High production costs may push beverage firms out of Ghana – FABAG
The Food and Beverage Association of Ghana (FABAG) is calling on the government to urgently address the rising cost of production and the growing threat of smuggling.
According to the Executive Secretary of the association, Samuel Aggrey, local manufacturers are struggling to remain competitive in the face of high operational costs and an influx of smuggled, often inferior, products entering Ghana through unapproved routes.
These challenges, he contends, if left unresolved, could lead to a collapse of the domestic beverage industry as it could force local beverage producers to relocate to more business-friendly countries within the West African region.
FABAG has credited the Food and Drugs Authority (FDA) for recent efforts in identifying smuggled products on the market, but insists that stronger enforcement and broader government intervention are needed.
The Association stressed that the persistent rise in production costs is eroding profitability and placing thousands of jobs at risk.

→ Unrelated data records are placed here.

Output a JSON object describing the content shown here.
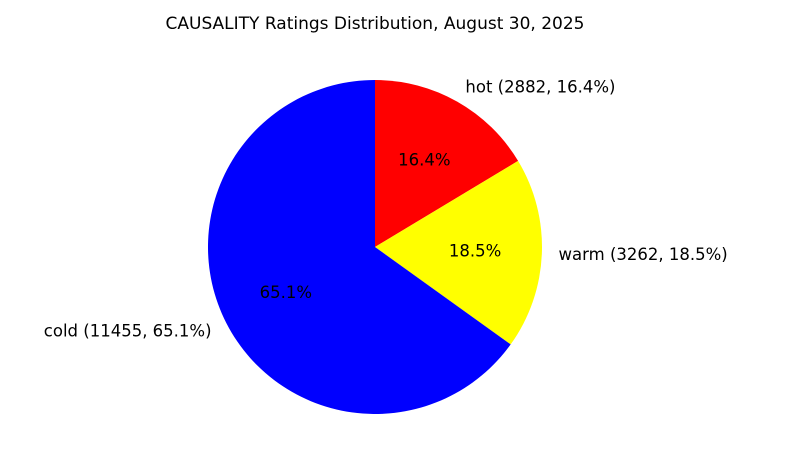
{
  "chart_data": {
    "type": "pie",
    "title": "CAUSALITY Ratings Distribution, August 30, 2025",
    "slices": [
      {
        "category": "hot",
        "value": 2882,
        "percent": 16.4,
        "label": "hot (2882, 16.4%)",
        "pct_text": "16.4%",
        "color": "#ff0000"
      },
      {
        "category": "warm",
        "value": 3262,
        "percent": 18.5,
        "label": "warm (3262, 18.5%)",
        "pct_text": "18.5%",
        "color": "#ffff00"
      },
      {
        "category": "cold",
        "value": 11455,
        "percent": 65.1,
        "label": "cold (11455, 65.1%)",
        "pct_text": "65.1%",
        "color": "#0000ff"
      }
    ],
    "start_angle": "top",
    "direction": "clockwise"
  }
}
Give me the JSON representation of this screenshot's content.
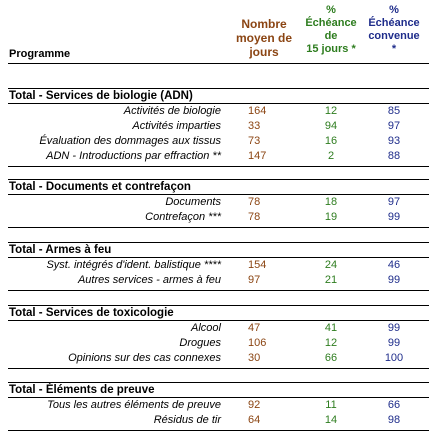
{
  "header": {
    "programme": "Programme",
    "days": [
      "Nombre",
      "moyen de",
      "jours"
    ],
    "fifteen": [
      "%",
      "Échéance",
      "de",
      "15 jours *"
    ],
    "agreed": [
      "%",
      "Échéance",
      "convenue",
      "*"
    ]
  },
  "sections": [
    {
      "title": "Total - Services de biologie (ADN)",
      "rows": [
        {
          "label": "Activités de biologie",
          "days": "164",
          "pct15": "12",
          "pctAgreed": "85"
        },
        {
          "label": "Activités imparties",
          "days": "33",
          "pct15": "94",
          "pctAgreed": "97"
        },
        {
          "label": "Évaluation des dommages aux tissus",
          "days": "73",
          "pct15": "16",
          "pctAgreed": "93"
        },
        {
          "label": "ADN - Introductions par effraction **",
          "days": "147",
          "pct15": "2",
          "pctAgreed": "88"
        }
      ]
    },
    {
      "title": "Total - Documents et contrefaçon",
      "rows": [
        {
          "label": "Documents",
          "days": "78",
          "pct15": "18",
          "pctAgreed": "97"
        },
        {
          "label": "Contrefaçon ***",
          "days": "78",
          "pct15": "19",
          "pctAgreed": "99"
        }
      ]
    },
    {
      "title": "Total - Armes à feu",
      "rows": [
        {
          "label": "Syst. intégrés d'ident. balistique ****",
          "days": "154",
          "pct15": "24",
          "pctAgreed": "46"
        },
        {
          "label": "Autres services - armes à feu",
          "days": "97",
          "pct15": "21",
          "pctAgreed": "99"
        }
      ]
    },
    {
      "title": "Total - Services de toxicologie",
      "rows": [
        {
          "label": "Alcool",
          "days": "47",
          "pct15": "41",
          "pctAgreed": "99"
        },
        {
          "label": "Drogues",
          "days": "106",
          "pct15": "12",
          "pctAgreed": "99"
        },
        {
          "label": "Opinions sur des cas connexes",
          "days": "30",
          "pct15": "66",
          "pctAgreed": "100"
        }
      ]
    },
    {
      "title": "Total - Éléments de preuve",
      "rows": [
        {
          "label": "Tous les autres éléments de preuve",
          "days": "92",
          "pct15": "11",
          "pctAgreed": "66"
        },
        {
          "label": "Résidus de tir",
          "days": "64",
          "pct15": "14",
          "pctAgreed": "98"
        }
      ]
    }
  ],
  "colors": {
    "days": "#8B4513",
    "pct15": "#2E7D1F",
    "pctAgreed": "#1F2D8B"
  }
}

Without swift action to improve the business environment, local manufacturers may have no choice but to shift operations to neighbouring countries offering better conditions.
FABAG is urging the government to introduce stricter border controls to curb smuggling and implement policies that reduce production costs, including tax reliefs and incentives.
The Association warns that continued inaction could see legitimate businesses pushed out of the market by cheaper, unregulated imports, jeopardising livelihoods and undermining industrial growth.